Usually we eat these about once a week, on top of a main dish salad, on a bed of mixed greens, with peppers, onions, goat cheese if we have it, garlic olives, and whatever else we could find in the refrigerator. It's a fairly quick meal to make. It always turns out too large, and we always hate ourselves for eating so much, but boy, is it good. There have been some times when I was so hungry that I swore I could have eaten a whole one completely by myself, it was so tantalizing.

I’m not sure how long we’ve been including Rio in this ritual, but it was clear to us that it was top on his list of favorite things too. Nothing got his attention like the smell of a roasted chicken emanating from the just-opened trunk of my car on chicken night. Usually when getting home from work I would take time to play fetch with Rio and do other chores before dinner, but the smell of the chicken removed any and all desire he might have had to play. He might obligingly run down the hill to bring the ball back once or twice, but after dropping it at my feet he would run right to the kitchen door, waiting to be let in, where the real object of his desire was.

It seems that for years we would give him bits of the skin that we avoided (for health reasons) mixed in with his dry food, and he would do anything for that. In retrospect it might not have been great for him, either, as we learned from the vet about 6 months ago that his triglycerides were staggeringly high for a dog. But it’s true, he would hold himself in a “stay” right in front of the steaming bowl, glancing quickly between us and the bowl, perhaps hoping to receive our “OK!” signal with the least amount of delay.
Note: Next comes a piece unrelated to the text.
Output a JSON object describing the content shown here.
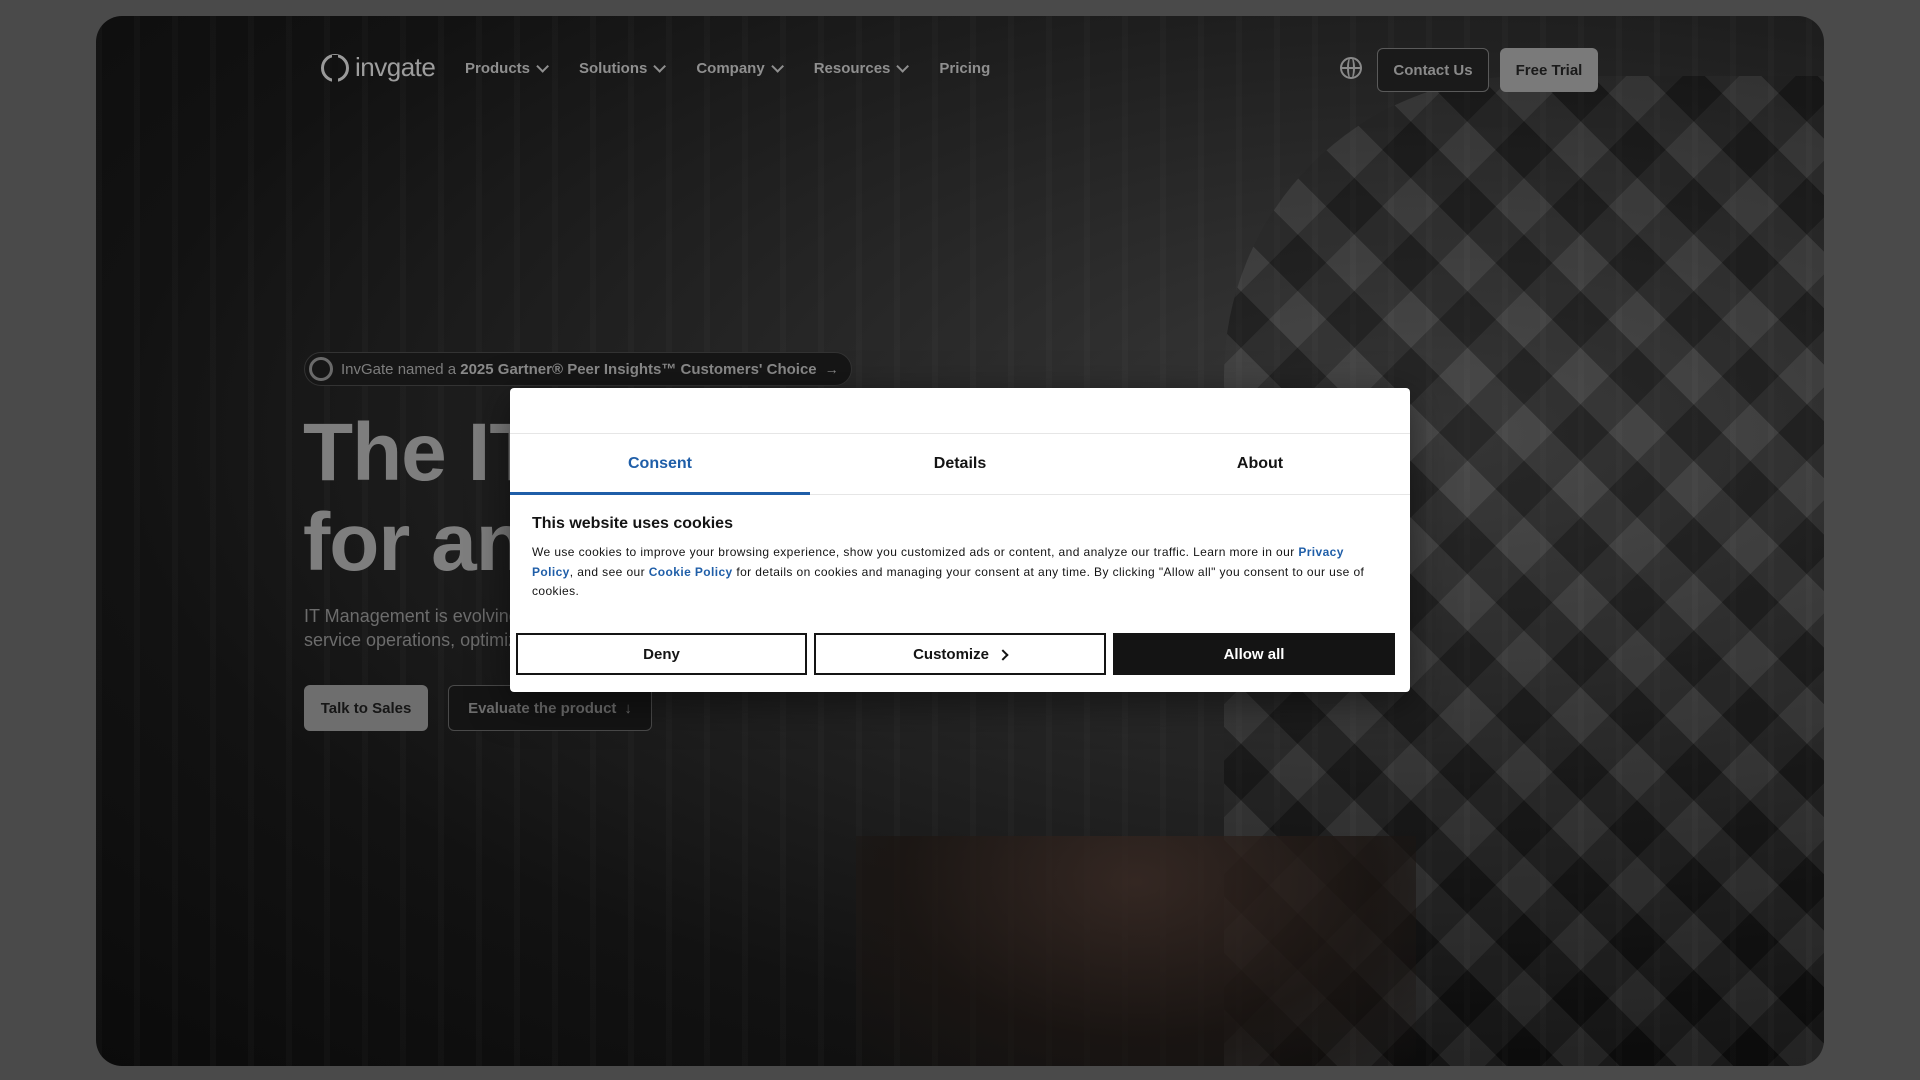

He would hold that stay just as long as we commanded him to, and it was a good exercise in self-restraint for a dog who was otherwise easily distracted. And then he ate it in about 30 seconds, including a thorough licking of the bowl.

The other night we had the first roasted chicken since Rio died. When I had finished pulling off the skin on the pieces we would use on our salad, it struck me that nobody would be eating it. It would go in the garbage. There would be no obedience demonstration. There would be no sense of symbiosis as he shared this food with us and nothing went to waste. I sure miss that guy.